AACR Grant Supports Glioblastoma Research
Glioblastoma is an aggressive form of brain cancer. Less than 5 percent of patients diagnosed with this cancer type will survive for five years or more.
Glioblastoma is notoriously difficult to treat, and new avenues for diagnosis and treatment are urgently needed. In 2016, an American Association for Cancer Research (AACR) grant was awarded to Yi Fan, MD, PhD, of the University of Pennsylvania, who is exploring the concept of vascular detransformation as a way to inhibit tumor growth.
Fan’s award, the AACR Judah Folkman Career Development Award for Angiogenesis Research, represents a joint effort to encourage and support a junior faculty researcher to conduct tumor angiogenesis research and to establish a successful career path in this field. In a recent interview, Fan discussed the ongoing impact this award has on his research group’s glioblastoma research initiatives:
What has inspired you to focus on glioblastoma research?
Many years ago when I was a medical student in Shanghai, I witnessed the cruelty by which cancer destroys entire families. I still remember a lovely young kid who suffered sorely from a brain tumor and the frustration I felt because there was barely anything I could do. Since then, I have made a lifetime commitment to the battle of fighting cancer. I later enrolled in a graduate program at the Cleveland Clinic, where I worked with Drs. Paul Fox and Jeremy Rich. Their visionary work inspired me to pursue an academic career and conduct cancer research with a focus on glioblastoma, the most lethal type of brain cancer.
What has been the impact of your AACR Judah Folkman Career Development Award on your career?
The AACR Judah Folkman Career Development Award offered me exciting opportunities to develop my scientific career. The initial results generated from this awarded project were published in JCI, Nature Communications, Science Translational Medicine, and Nature Cancer, and led to additional funding including two R01 grants from the National Institutes of Health and several other foundation awards. In addition, this award enhanced the visibility of our research and helped me recruit several talented graduate students and postdoc fellows.
How important to you, at that stage of your career, was the award? Did it allow you to do things you might not otherwise have done?
I was honored to receive the Judah Folkman Award from AACR as a junior faculty member because Dr. Folkman had been my hero—a pioneer of angiogenesis research. This award provided flexible funding that allowed me to explore an unconventional angle of antivascular therapy; namely, targeting genetic endothelial transformation, in contrast to conventional studies focusing on angiogenic factors. It is hard for a junior scientist to acquire traditional funds for a high-risk, but potentially impactful, research project. The Judah Folkman Award provided me a unique avenue to pursue this research idea.
What do you consider the most important scientific advances made, at least in part, because of your AACR Judah Folkman Career Development Award grant?
The Judah Folkman Award helped us develop a new therapeutic concept, namely, vascular detransformation, to combat cancer. The central idea is that tumor-associated endothelial cells acquire plasticity-mediated genetic reprogramming, leading to aberrant vascularity, tumor immunosuppression, and tumor resistance to anti-VEGF treatment and chemotherapy. We hope that, compared to conventional antivascular therapy that targets angiogenic factors, vascular detransformation may serve as a next-generation strategy as either monotherapy or in combination with chemoradiation or immunotherapy for cancer treatment.

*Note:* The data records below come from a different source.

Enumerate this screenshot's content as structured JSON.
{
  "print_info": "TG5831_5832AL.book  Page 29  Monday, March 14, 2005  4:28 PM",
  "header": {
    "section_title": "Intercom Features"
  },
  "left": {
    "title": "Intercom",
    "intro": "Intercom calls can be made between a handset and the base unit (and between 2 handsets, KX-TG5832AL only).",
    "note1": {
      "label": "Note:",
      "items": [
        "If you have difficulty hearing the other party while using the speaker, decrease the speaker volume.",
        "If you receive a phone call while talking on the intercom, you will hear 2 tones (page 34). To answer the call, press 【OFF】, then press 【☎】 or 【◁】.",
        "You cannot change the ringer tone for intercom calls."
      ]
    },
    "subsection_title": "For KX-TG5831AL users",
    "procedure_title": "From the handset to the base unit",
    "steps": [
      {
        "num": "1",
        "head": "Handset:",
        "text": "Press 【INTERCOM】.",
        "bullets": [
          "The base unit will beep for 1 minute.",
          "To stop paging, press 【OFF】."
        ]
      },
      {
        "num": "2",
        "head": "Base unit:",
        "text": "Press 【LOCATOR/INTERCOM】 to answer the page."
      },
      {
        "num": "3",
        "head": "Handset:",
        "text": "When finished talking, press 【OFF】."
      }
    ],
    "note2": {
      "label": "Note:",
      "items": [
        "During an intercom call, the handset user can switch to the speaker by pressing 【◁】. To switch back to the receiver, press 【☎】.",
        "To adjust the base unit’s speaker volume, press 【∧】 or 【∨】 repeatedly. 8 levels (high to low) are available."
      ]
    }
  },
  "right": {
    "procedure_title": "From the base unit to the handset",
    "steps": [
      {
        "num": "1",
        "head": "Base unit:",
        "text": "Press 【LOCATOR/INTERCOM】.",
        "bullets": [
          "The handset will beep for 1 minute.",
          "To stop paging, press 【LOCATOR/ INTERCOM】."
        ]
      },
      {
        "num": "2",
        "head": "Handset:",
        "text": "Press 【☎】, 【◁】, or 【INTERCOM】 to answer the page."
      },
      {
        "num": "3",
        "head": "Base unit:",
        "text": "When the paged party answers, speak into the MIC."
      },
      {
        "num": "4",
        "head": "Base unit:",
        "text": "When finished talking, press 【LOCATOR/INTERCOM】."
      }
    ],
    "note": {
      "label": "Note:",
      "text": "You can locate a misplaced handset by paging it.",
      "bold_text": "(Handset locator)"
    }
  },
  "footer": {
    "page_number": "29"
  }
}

How do you foresee the findings from your AACR Career Development Award impacting patients in the near and long-term future?
Built on the key findings from my Judah Folkman Award, we have screened the whole kinome and genome to identify therapeutic targets for vascular detransformation. One of these targets is Pak4, which reprograms the tumor vascular microenvironment and drives glioblastoma resistance to immunotherapy. We plan to initiate related clinical trials for human patients with glioblastoma and expect that Pak4 inhibition will improve the efficacy of T cell-based immunotherapy (such as chimeric antigen receptor (CAR) T-cell therapy). In the long-term future, we will test more of the identified targets and develop small- or big-molecule drugs to target vascular transformation and translate the findings into human clinic.
Since 1993, the AACR grants program has contributed to the development of new and improved approaches to cancer treatment and cure. What is your vision for the future of glioblastoma research? What areas of glioblastoma research remain underfunded?
I appreciate the tremendous effort made by the AACR to support cancer research, including their generous support of early-stage scientists. As for glioblastoma research, future success may rely on the deep understanding of tumor complexity, plasticity, and immunity and their spatiotemporal regulation, which will ensure we develop integrated, effective therapeutic approaches. I think that the multidimensional interaction between tumor stroma, immune cells, and neoplastic cells is central to tumorigenesis and immune escape, representing a potentially key node for clinical intervention, which is, however, an underfunded field. Finally, as glioblastoma is one of most deadly human cancer types, the findings from glioblastoma research will provide important clues that can also contribute to treatment advances in a variety of solid tumors, particularly those immunological cold tumors such as pancreatic and prostate cancers.